Besides, it’s not all doom and gloom. It’s still Clock Tower, for starters—and that means it’s still one of the most enjoyable ways to send your heart rate through the roof while dashing around a grimy mansion filled with weird traps, locked doors, and shocking revelations. It’s not a game that can be completely mastered, as several key item locations and even a few whole rooms are randomised at the beginning of every new game. I could play this forever and still only be able to at best make educated guesses about where I needed to go next or what I’d find when I walked through a particular door.
And although this PC port is lacking in many of the ways I hoped it would shine, it’s not a bad port. It doesn’t outright mangle anything crucial like Final Fantasy 7 did a year later with its mostly hideous MIDI soundtrack, and the mouse controls—something the original didn’t have at all—are just perfect: click to walk, double-click to run, right-click to stop, click on things to interact with them. It just makes sense.

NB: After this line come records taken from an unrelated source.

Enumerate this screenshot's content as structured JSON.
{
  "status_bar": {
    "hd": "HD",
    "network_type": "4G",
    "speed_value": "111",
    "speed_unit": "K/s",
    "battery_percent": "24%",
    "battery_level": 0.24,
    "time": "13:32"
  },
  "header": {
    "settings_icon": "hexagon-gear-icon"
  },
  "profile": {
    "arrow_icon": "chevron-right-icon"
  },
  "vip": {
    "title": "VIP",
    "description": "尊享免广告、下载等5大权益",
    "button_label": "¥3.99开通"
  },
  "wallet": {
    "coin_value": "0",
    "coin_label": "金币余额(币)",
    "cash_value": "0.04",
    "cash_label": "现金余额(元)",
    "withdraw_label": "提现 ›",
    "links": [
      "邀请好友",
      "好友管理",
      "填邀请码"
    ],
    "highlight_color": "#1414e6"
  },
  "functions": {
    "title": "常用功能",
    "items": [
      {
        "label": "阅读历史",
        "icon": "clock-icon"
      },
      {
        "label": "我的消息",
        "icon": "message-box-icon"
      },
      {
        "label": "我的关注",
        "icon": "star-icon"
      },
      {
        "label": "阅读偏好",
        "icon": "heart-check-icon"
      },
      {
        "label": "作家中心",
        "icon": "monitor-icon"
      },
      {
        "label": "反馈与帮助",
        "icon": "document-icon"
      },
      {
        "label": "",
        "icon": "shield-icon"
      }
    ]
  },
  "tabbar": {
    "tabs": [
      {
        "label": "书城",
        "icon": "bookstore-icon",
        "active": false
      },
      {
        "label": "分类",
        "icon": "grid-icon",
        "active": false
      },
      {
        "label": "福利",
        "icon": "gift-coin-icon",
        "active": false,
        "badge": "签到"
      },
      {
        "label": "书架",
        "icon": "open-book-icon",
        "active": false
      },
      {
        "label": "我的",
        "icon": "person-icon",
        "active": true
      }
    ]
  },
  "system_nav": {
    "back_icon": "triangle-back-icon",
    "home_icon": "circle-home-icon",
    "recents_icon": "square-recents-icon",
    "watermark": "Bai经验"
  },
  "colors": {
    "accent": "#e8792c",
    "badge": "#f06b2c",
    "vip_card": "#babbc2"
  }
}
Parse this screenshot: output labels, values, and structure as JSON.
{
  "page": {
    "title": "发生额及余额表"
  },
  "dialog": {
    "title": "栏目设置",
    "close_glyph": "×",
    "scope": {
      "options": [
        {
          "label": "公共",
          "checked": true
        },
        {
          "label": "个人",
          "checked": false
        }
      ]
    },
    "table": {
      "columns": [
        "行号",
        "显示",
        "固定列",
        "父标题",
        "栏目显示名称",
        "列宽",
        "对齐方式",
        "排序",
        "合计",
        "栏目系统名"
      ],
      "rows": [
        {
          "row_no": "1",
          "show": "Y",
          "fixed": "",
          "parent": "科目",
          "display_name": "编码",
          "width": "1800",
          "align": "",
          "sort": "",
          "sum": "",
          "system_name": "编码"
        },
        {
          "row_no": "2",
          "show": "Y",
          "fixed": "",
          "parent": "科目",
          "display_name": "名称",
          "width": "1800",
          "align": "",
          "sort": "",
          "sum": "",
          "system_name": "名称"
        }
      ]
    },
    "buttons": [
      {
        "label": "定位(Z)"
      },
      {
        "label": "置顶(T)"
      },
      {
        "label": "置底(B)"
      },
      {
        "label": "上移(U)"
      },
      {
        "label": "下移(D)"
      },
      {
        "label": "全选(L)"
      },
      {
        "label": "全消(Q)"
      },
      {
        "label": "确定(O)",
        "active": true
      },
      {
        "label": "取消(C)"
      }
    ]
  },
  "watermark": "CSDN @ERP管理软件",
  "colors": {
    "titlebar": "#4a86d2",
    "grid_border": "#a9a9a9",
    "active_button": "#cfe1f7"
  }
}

Better still, by some small miracle the game just works on Windows 11 without any tweaking, patches, or mystic rituals whatsoever, and that means I can have pixelled spookytimes sitting in a small window on my desktop, ready to dip into whenever I’ve got a minute going spare.
Running away from a murderous lunatic may not be everyone’s idea of a good time, but it’s still better than mindless doomscrolling my social media feeds.
Before tracking down such a rare disc I thought I was going to have a good time with a premium version of a great game; instead I got a heavily dithered reminder of just how far we’ve come with PC ports in general. These days I can expect most games to turn up on time and look at least as good as they do everywhere else, and when we do get retro revivals they’re more often than not pixel-perfect affairs interwoven with illuminating extras. In contrast this wasn’t the best version of Clock Tower available in the ’90s, and these days it’s not even the best version of Clock Tower available on PC.
But at the time it would have been infinitely preferable to no Clock Tower at all, and here in the cold hard light of 2024 it’s an unvarnished and most importantly, educational, slice of history stored on a single CD-ROM.